Justin Zobel

Justin Zobel is an Australian computer scientist and working in information retrieval, search engine technology, and research evaluation. He is a Redmond Barry Distinguished Professor in the School of Computing and Information Systems at the University of Melbourne and serves as Pro Vice-Chancellor for Graduate & International Research.[1][2]

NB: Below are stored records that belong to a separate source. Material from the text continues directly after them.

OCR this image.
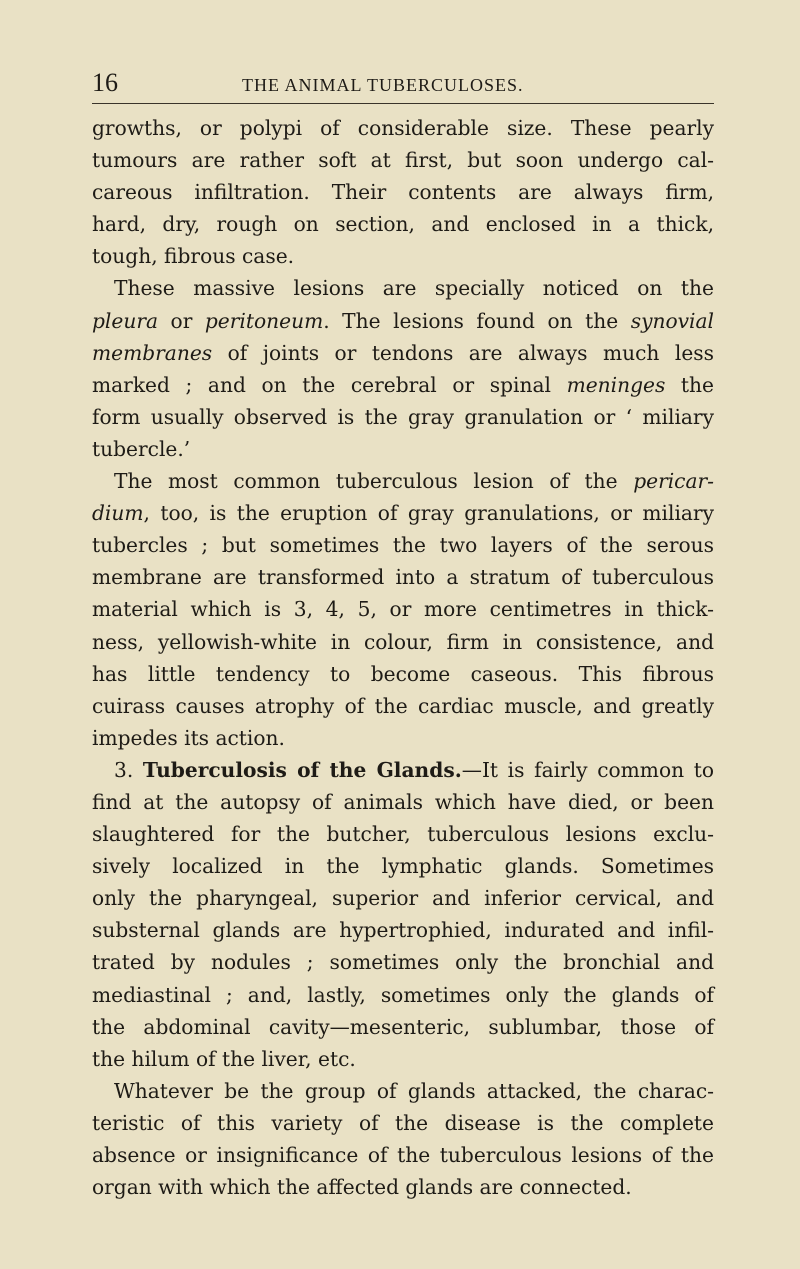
16	THE ANIMAL TUBERCULOSES.
growths, or polypi of considerable size. These pearly
tumours are rather soft at first, but soon undergo cal-
careous infiltration. Their contents are always firm,
hard, dry, rough on section, and enclosed in a thick,
tough, fibrous case.
These massive lesions are specially noticed on the
pleura or peritoneum. The lesions found on the synovial
membranes of joints or tendons are always much less
marked ; and on the cerebral or spinal meninges the
form usually observed is the gray granulation or ‘ miliary
tubercle.’
The most common tuberculous lesion of the pericar-
dium, too, is the eruption of gray granulations, or miliary
tubercles ; but sometimes the two layers of the serous
membrane are transformed into a stratum of tuberculous
material which is 3, 4, 5, or more centimetres in thick-
ness, yellowish-white in colour, firm in consistence, and
has little tendency to become caseous. This fibrous
cuirass causes atrophy of the cardiac muscle, and greatly
impedes its action.
3. Tuberculosis of the Glands.—It is fairly common to
find at the autopsy of animals which have died, or been
slaughtered for the butcher, tuberculous lesions exclu-
sively localized in the lymphatic glands. Sometimes
only the pharyngeal, superior and inferior cervical, and
substernal glands are hypertrophied, indurated and infil-
trated by nodules ; sometimes only the bronchial and
mediastinal ; and, lastly, sometimes only the glands of
the abdominal cavity—mesenteric, sublumbar, those of
the hilum of the liver, etc.
Whatever be the group of glands attacked, the charac-
teristic of this variety of the disease is the complete
absence or insignificance of the tuberculous lesions of the
organ with which the affected glands are connected.
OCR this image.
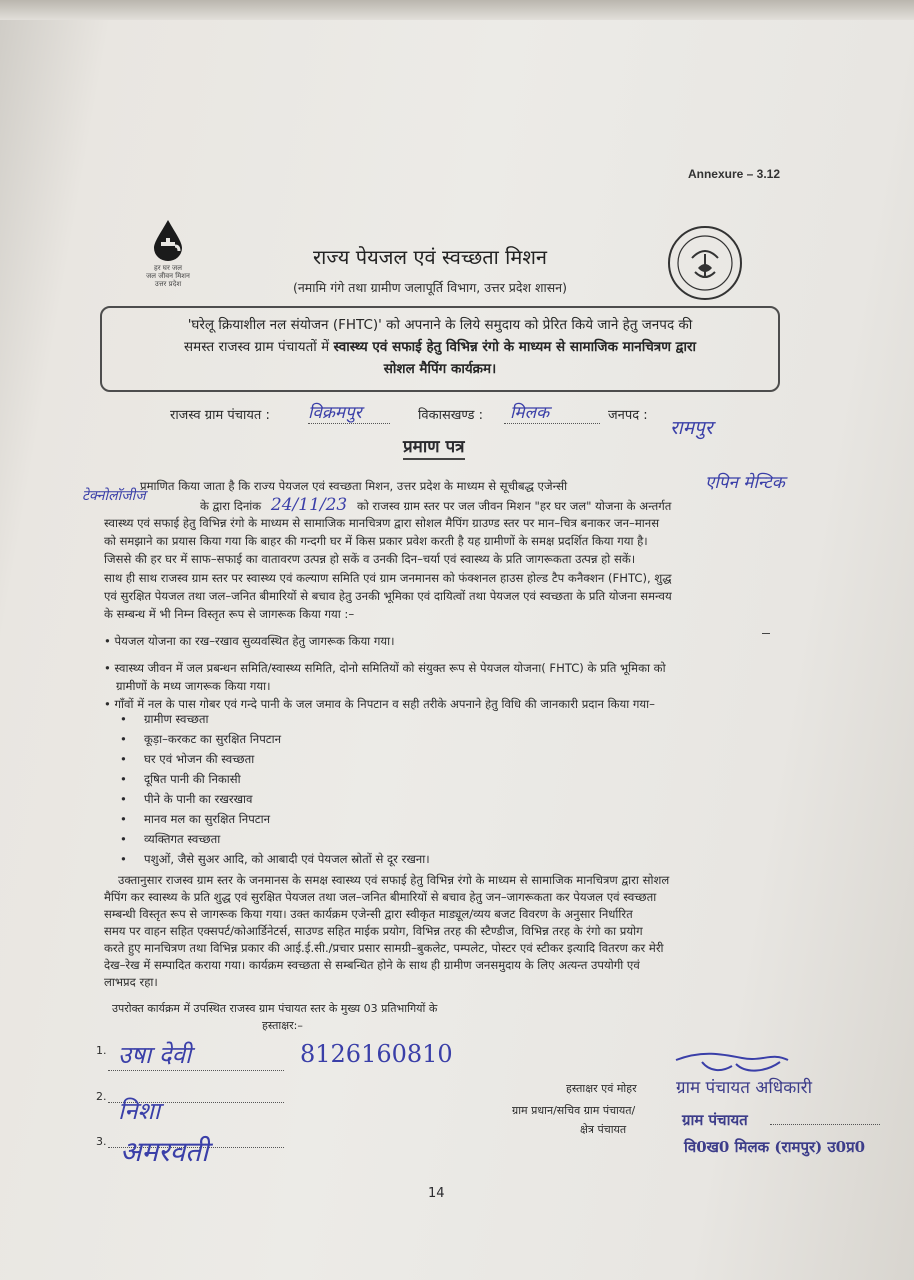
Annexure – 3.12
हर घर जल
जल जीवन मिशन
उत्तर प्रदेश
राज्य पेयजल एवं स्वच्छता मिशन
(नमामि गंगे तथा ग्रामीण जलापूर्ति विभाग, उत्तर प्रदेश शासन)
'घरेलू क्रियाशील नल संयोजन (FHTC)' को अपनाने के लिये समुदाय को प्रेरित किये जाने हेतु जनपद की
समस्त राजस्व ग्राम पंचायतों में स्वास्थ्य एवं सफाई हेतु विभिन्न रंगो के माध्यम से सामाजिक मानचित्रण द्वारा
सोशल मैपिंग कार्यक्रम।
राजस्व ग्राम पंचायत : विक्रमपुर	विकासखण्ड : मिलक	जनपद :
रामपुर
प्रमाण पत्र
प्रमाणित किया जाता है कि राज्य पेयजल एवं स्वच्छता मिशन, उत्तर प्रदेश के माध्यम से सूचीबद्ध एजेन्सी	एपिन मेन्टिक
टेक्नोलॉजीज
के द्वारा दिनांक 24/11/23 को राजस्व ग्राम स्तर पर जल जीवन मिशन "हर घर जल" योजना के अन्तर्गत
स्वास्थ्य एवं सफाई हेतु विभिन्न रंगो के माध्यम से सामाजिक मानचित्रण द्वारा सोशल मैपिंग ग्राउण्ड स्तर पर मान–चित्र बनाकर जन–मानस
को समझाने का प्रयास किया गया कि बाहर की गन्दगी घर में किस प्रकार प्रवेश करती है यह ग्रामीणों के समक्ष प्रदर्शित किया गया है।
जिससे की हर घर में साफ–सफाई का वातावरण उत्पन्न हो सकें व उनकी दिन–चर्या एवं स्वास्थ्य के प्रति जागरूकता उत्पन्न हो सकें।
साथ ही साथ राजस्व ग्राम स्तर पर स्वास्थ्य एवं कल्याण समिति एवं ग्राम जनमानस को फंक्शनल हाउस होल्ड टैप कनैक्शन (FHTC), शुद्ध
एवं सुरक्षित पेयजल तथा जल–जनित बीमारियों से बचाव हेतु उनकी भूमिका एवं दायित्वों तथा पेयजल एवं स्वच्छता के प्रति योजना समन्वय
के सम्बन्ध में भी निम्न विस्तृत रूप से जागरूक किया गया :–
• पेयजल योजना का रख–रखाव सुव्यवस्थित हेतु जागरूक किया गया।
• स्वास्थ्य जीवन में जल प्रबन्धन समिति/स्वास्थ्य समिति, दोनो समितियों को संयुक्त रूप से पेयजल योजना( FHTC) के प्रति भूमिका को
ग्रामीणों के मध्य जागरूक किया गया।
• गाँवों में नल के पास गोबर एवं गन्दे पानी के जल जमाव के निपटान व सही तरीके अपनाने हेतु विधि की जानकारी प्रदान किया गया–
• ग्रामीण स्वच्छता
• कूड़ा–करकट का सुरक्षित निपटान
• घर एवं भोजन की स्वच्छता
• दूषित पानी की निकासी
• पीने के पानी का रखरखाव
• मानव मल का सुरक्षित निपटान
• व्यक्तिगत स्वच्छता
• पशुओं, जैसे सुअर आदि, को आबादी एवं पेयजल स्रोतों से दूर रखना।
उक्तानुसार राजस्व ग्राम स्तर के जनमानस के समक्ष स्वास्थ्य एवं सफाई हेतु विभिन्न रंगो के माध्यम से सामाजिक मानचित्रण द्वारा सोशल
मैपिंग कर स्वास्थ्य के प्रति शुद्ध एवं सुरक्षित पेयजल तथा जल–जनित बीमारियों से बचाव हेतु जन–जागरूकता कर पेयजल एवं स्वच्छता
सम्बन्धी विस्तृत रूप से जागरूक किया गया। उक्त कार्यक्रम एजेन्सी द्वारा स्वीकृत माड्यूल/व्यय बजट विवरण के अनुसार निर्धारित
समय पर वाहन सहित एक्सपर्ट/कोआर्डिनेटर्स, साउण्ड सहित माईक प्रयोग, विभिन्न तरह की स्टैण्डीज, विभिन्न तरह के रंगो का प्रयोग
करते हुए मानचित्रण तथा विभिन्न प्रकार की आई.ई.सी./प्रचार प्रसार सामग्री–बुकलेट, पम्पलेट, पोस्टर एवं स्टीकर इत्यादि वितरण कर मेरी
देख–रेख में सम्पादित कराया गया। कार्यक्रम स्वच्छता से सम्बन्धित होने के साथ ही ग्रामीण जनसमुदाय के लिए अत्यन्त उपयोगी एवं
लाभप्रद रहा।
उपरोक्त कार्यक्रम में उपस्थित राजस्व ग्राम पंचायत स्तर के मुख्य 03 प्रतिभागियों के
हस्ताक्षर:–
1. उषा देवी	8126160810
2.
निशा
3. अमरवती
हस्ताक्षर एवं मोहर
ग्राम प्रधान/सचिव ग्राम पंचायत/
क्षेत्र पंचायत
ग्राम पंचायत अधिकारी
ग्राम पंचायत
वि0ख0 मिलक (रामपुर) उ0प्र0
14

Education and early career

Zobel received his Ph.D. in computer science from the University of Melbourne in 1991. His doctoral research was in type theory for logic programming.[3] Following his Ph.D., he held academic appointments at RMIT University, where he was part of the team that developed an open-source search engines, MG. His work at RMIT contributed to the development of scalable methods for indexing and searching large text collections.[4]

Career

Zobel later returned to the University of Melbourne, where he was appointed professor and subsequently Redmond Barry Distinguished Professor.[5] He has served in administrative roles including Head of the School of Computing and Information Systems and currently as Pro Vice-Chancellor for Graduate & International Research.[6] His has published books Writing for Computer Science[7] and How to Write a Better Thesis, co-authored with David Evans and Paul Gruba.

Research

Zobel's research has primarily focused on information retrieval, text indexing, search engine architecture, and data compression. He has contributed to the development of efficient, scalable algorithms for managing and searching large-scale textual data. He has collaborated with Alistair Moffat and others on inverted indexes, similarity measures, and compression techniques.[8][9] He has worked on MG and later Zettair, text retrieval systems designed for high performance on modest hardware. He has also explored self-indexing, dynamic tries, and burst tries as innovative approaches to managing large string datasets.[10]

Awards and honours

Zobel was elected a Fellow of the ACM in 2025 and a Fellow of CORE (the Computing Research and Education Association of Australasia) in the same year. In 2022, he was inducted into the SIGIR Academy.[11] He is also a recipient of the CORE Distinguished Service Award (2016) for his sustained contributions to computing research in Australasia.[12]

Selected publications

  • Zobel, J. (2014). Writing for Computer Science (3rd ed.). Springer. ISBN 9781447166397.
  • Evans, D., Gruba, P., & Zobel, J. (2011). How to Write a Better Thesis (3rd ed.). Springer. ISBN 9783319042855.
  • Zobel, J., & Moffat, A. (2006). "Inverted files for text search engines." ACM Computing Surveys, 38(2), Article 6.
  • Moffat, A., & Zobel, J. (1996). "Self-indexing inverted files for fast text retrieval." ACM Transactions on Information Systems, 14(4), 349–379.
  • Lester, N., Moffat, A., & Zobel, J. (2005). "Fast on-line index construction by geometric partitioning." Proceedings of the 14th ACM International Conference on Information and Knowledge Management, 776–783.
  • Webber, W., Moffat, A., & Zobel, J. (2010). "A similarity measure for indefinite rankings." ACM Transactions on Information Systems, 28(4), Article 20.

References

  1. ^ "Justin Zobel". The University of Melbourne.
  2. ^ Cashin, Kasey (27 June 2023). "Professor Justin Zobel". University of Melbourne.
  3. ^ Coelho, Jorge; Florido, Mário (2003). "Type-Based XML Processing in Logic Programming". Practical Aspects of Declarative Languages. 2562: 273–285. doi:10.1007/3-540-36388-2_19.
  4. ^ "Justin Zobel". IEEE Xplore.
  5. ^ Bruin, Tyler (24 November 2023). "University of Melbourne renews joint PhD program with Forschungszentrum Jülich". University of Melbourne.
  6. ^ "Justin Zobel". speakers.acm.org.
  7. ^ "Justin Zobel" (PDF). The Conversation.
  8. ^ Zobel, Justin; Moffat, Alistair; Wilkinson, Ross; Sacks-Davis, Ron (1 May 1995). "Efficient retrieval of partial documents". Information Processing & Management. pp. 361–377. doi:10.1016/0306-4573(94)00052-5.
  9. ^ "Professor Justin Zobel - ACGR". ACGR. 11 July 2024.
  10. ^ Zobel, Justin (31 May 2016). "The history of computing is both evolution and revolution". The Conversation.
  11. ^ "SIGIR 2014". sigir.org.
  12. ^ "Professor Justin Zobel". awards.acm.org.